For hours, the whole country pretty much stopped. No one knows what’s happened unless they just aren’t telling us. The power briefly went out. I’ve been watching the news in abject horror. All the major cities are burning. It’s horrifying. The government was wiped out except for one man, the new president, Taylor Anderson, whoever he is. It’s four in the morning, and I haven’t moved from my spot on the couch since seven-thirty last night. I don’t know why but I need to see him. I need to know that he’s okay. The internet is down, so I can’t look him up. President Anderson hasn’t made an appearance yet, but the newscast says he’s about to. As soon as he steps in front of the camera, my heart begins to race. It’s crazy. I can’t explain the reaction I’m having to him. I’ve never reacted to a man before, not like this. Then he starts to speak.
“My fellow Americans,” he begins, a thick New York accent coming out. For some reason, I wasn’t expecting that. The sound of his voice makes my skin tingle, and goosebumps pop up all over my skin. “Your government needs you. We are not as we once were; I think we can all agree that this is unprecedented, and while highly unusual, we need everything from secretaries to chefs. We need to get back to running this country as smoothly and efficiently as possible. We are asking anyone who is able to come to the capital and apply. All we know right now is that we are the only ones affected by this… incident. We can’t explain it, but perhaps we will be able to in time.” He goes on, moving on to his plans for the foreseeable future; however, I am struck by a vision of myself in a smart pantsuit and down jacket standing next to him behind a podium while it snows all around us.
And just like that, my life’s purpose hits me. I am meant to help this man. Whatever he needs, I’ll be his girl. I just have to make it to DC, and then I pack a small suitcase and grab my fire safe box of important papers. My father was a doomsday prepper. I thought he was crazy at the time, but he actually prepared me for this.
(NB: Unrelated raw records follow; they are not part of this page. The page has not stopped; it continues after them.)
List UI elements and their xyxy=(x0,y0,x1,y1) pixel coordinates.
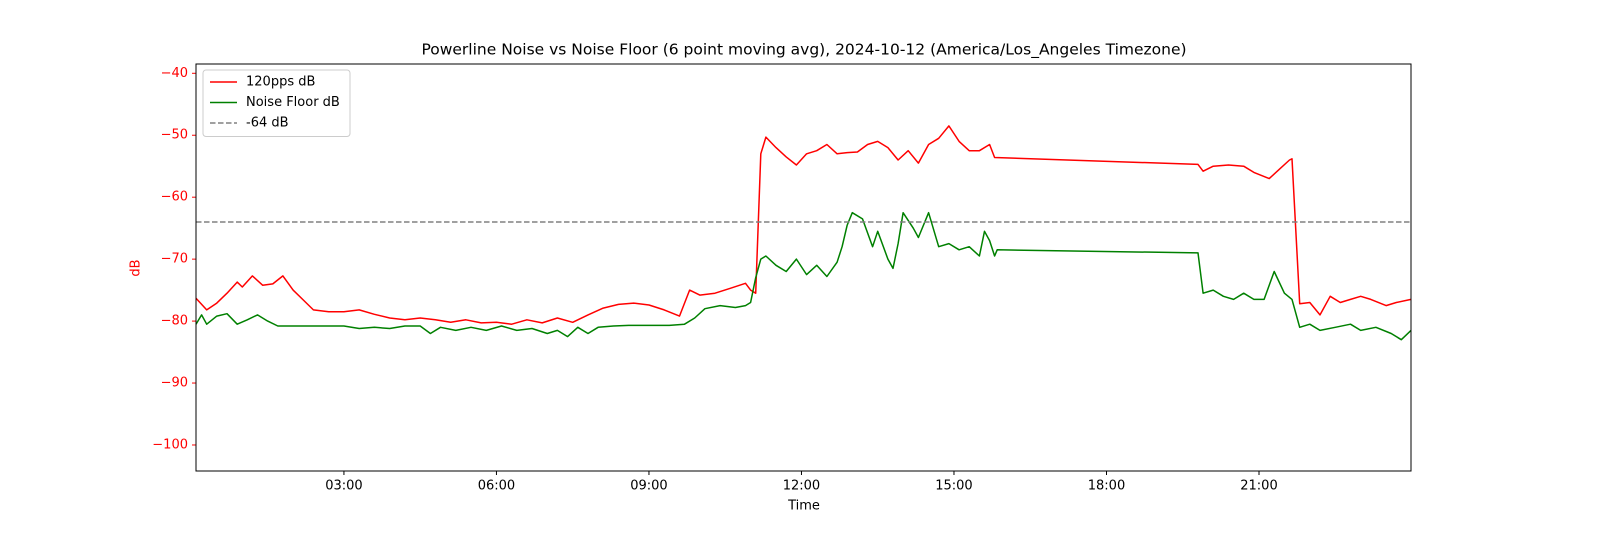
plot-frame xyxy=(195,63,1412,472)
x-tick-label: 06:00 xyxy=(478,479,515,494)
y-tick-label: −60 xyxy=(161,190,188,205)
y-tick-label: −50 xyxy=(161,128,188,143)
chart-title: Powerline Noise vs Noise Floor (6 point … xyxy=(421,41,1186,60)
legend-label: -64 dB xyxy=(246,116,289,131)
x-tick-label: 18:00 xyxy=(1088,479,1125,494)
y-tick-label: −70 xyxy=(161,252,188,267)
x-tick-label: 03:00 xyxy=(325,479,362,494)
y-tick-label: −80 xyxy=(161,314,188,329)
x-axis-label: Time xyxy=(787,499,820,514)
legend-label: Noise Floor dB xyxy=(246,95,340,110)
x-tick-label: 09:00 xyxy=(630,479,667,494)
y-axis-label: dB xyxy=(129,259,144,276)
x-tick-label: 12:00 xyxy=(783,479,820,494)
y-tick-label: −100 xyxy=(152,437,188,452)
y-tick-label: −40 xyxy=(161,66,188,81)
legend-box xyxy=(202,69,351,137)
legend-label: 120pps dB xyxy=(246,75,315,90)
series-line xyxy=(195,211,1412,341)
series-line xyxy=(195,125,1412,325)
x-tick-label: 21:00 xyxy=(1240,479,1277,494)
y-tick-label: −90 xyxy=(161,376,188,391)
x-tick-label: 15:00 xyxy=(935,479,972,494)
I run around my house like a madwoman, gathering up the wads of cash I have hidden around my off-campus apartment. I have been at Maine University for three years. I’m majoring in theatre, but I can put off the rest of my degree. I don’t think I’ll need it now anyhow, not now that I know my true purpose in life.
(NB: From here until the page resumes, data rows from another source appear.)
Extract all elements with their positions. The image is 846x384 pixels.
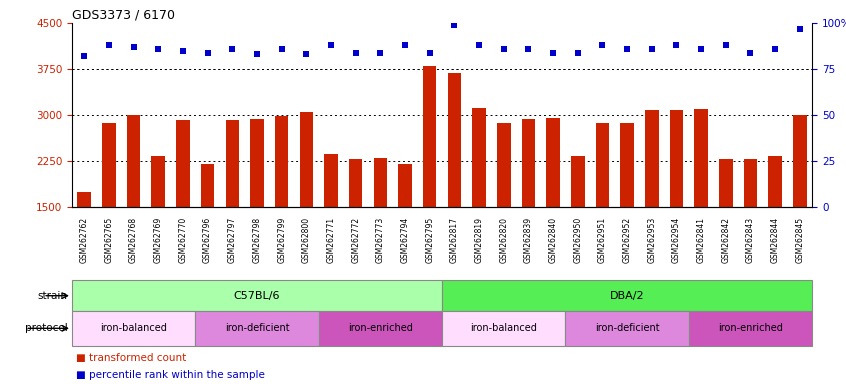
- Point: [102, 42, 116, 48]
- Point: [151, 46, 165, 52]
- Point: [793, 25, 806, 31]
- Text: iron-balanced: iron-balanced: [100, 323, 167, 333]
- Bar: [547, 118, 560, 300]
- Bar: [645, 110, 658, 300]
- Point: [324, 42, 338, 48]
- Text: GDS3373 / 6170: GDS3373 / 6170: [72, 9, 175, 22]
- Bar: [768, 156, 782, 300]
- Bar: [571, 156, 585, 300]
- Bar: [324, 154, 338, 300]
- Bar: [793, 115, 806, 300]
- Text: strain: strain: [38, 291, 68, 301]
- Bar: [689, 311, 812, 346]
- Point: [275, 46, 288, 52]
- Text: protocol: protocol: [25, 323, 68, 333]
- Point: [423, 50, 437, 56]
- Point: [744, 50, 757, 56]
- Point: [768, 46, 782, 52]
- Bar: [195, 311, 319, 346]
- Bar: [72, 311, 195, 346]
- Bar: [670, 110, 684, 300]
- Bar: [299, 111, 313, 300]
- Bar: [744, 159, 757, 300]
- Point: [398, 42, 412, 48]
- Point: [226, 46, 239, 52]
- Bar: [497, 123, 510, 300]
- Point: [299, 51, 313, 58]
- Bar: [448, 73, 461, 300]
- Point: [448, 22, 461, 28]
- Text: iron-deficient: iron-deficient: [595, 323, 659, 333]
- Bar: [695, 109, 708, 300]
- Point: [78, 53, 91, 59]
- Bar: [151, 156, 165, 300]
- Bar: [72, 280, 442, 311]
- Point: [547, 50, 560, 56]
- Point: [497, 46, 510, 52]
- Bar: [78, 192, 91, 300]
- Text: ■ percentile rank within the sample: ■ percentile rank within the sample: [76, 370, 265, 380]
- Point: [695, 46, 708, 52]
- Bar: [374, 157, 387, 300]
- Bar: [349, 159, 362, 300]
- Bar: [596, 123, 609, 300]
- Point: [472, 42, 486, 48]
- Bar: [176, 120, 190, 300]
- Bar: [398, 164, 412, 300]
- Point: [349, 50, 362, 56]
- Point: [719, 42, 733, 48]
- Bar: [250, 119, 264, 300]
- Text: iron-enriched: iron-enriched: [718, 323, 783, 333]
- Bar: [423, 66, 437, 300]
- Bar: [201, 164, 214, 300]
- Bar: [522, 119, 536, 300]
- Bar: [442, 311, 565, 346]
- Bar: [275, 116, 288, 300]
- Bar: [442, 280, 812, 311]
- Text: ■ transformed count: ■ transformed count: [76, 353, 186, 363]
- Point: [127, 44, 140, 50]
- Bar: [319, 311, 442, 346]
- Point: [522, 46, 536, 52]
- Text: iron-deficient: iron-deficient: [225, 323, 289, 333]
- Point: [620, 46, 634, 52]
- Text: C57BL/6: C57BL/6: [233, 291, 280, 301]
- Bar: [226, 120, 239, 300]
- Point: [645, 46, 658, 52]
- Bar: [127, 115, 140, 300]
- Point: [176, 48, 190, 54]
- Point: [596, 42, 609, 48]
- Bar: [472, 108, 486, 300]
- Text: iron-enriched: iron-enriched: [348, 323, 413, 333]
- Point: [374, 50, 387, 56]
- Bar: [565, 311, 689, 346]
- Point: [250, 51, 264, 58]
- Point: [571, 50, 585, 56]
- Text: DBA/2: DBA/2: [610, 291, 645, 301]
- Bar: [102, 123, 116, 300]
- Point: [670, 42, 684, 48]
- Text: iron-balanced: iron-balanced: [470, 323, 537, 333]
- Bar: [620, 123, 634, 300]
- Point: [201, 50, 214, 56]
- Bar: [719, 159, 733, 300]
Getting in my car, I drive from Portland, Maine, to Washington, DC. It should only take about nine hours. There is hardly any traffic, but I am not seeing any more fires, just burnt-out buildings and what’s left of trees and cars.
In Washington, I find a semi-respectable hotel and check-in. First thing in the morning, get up and go over by the White House. It looks like a job fair to me. This seems like a good place to start to me.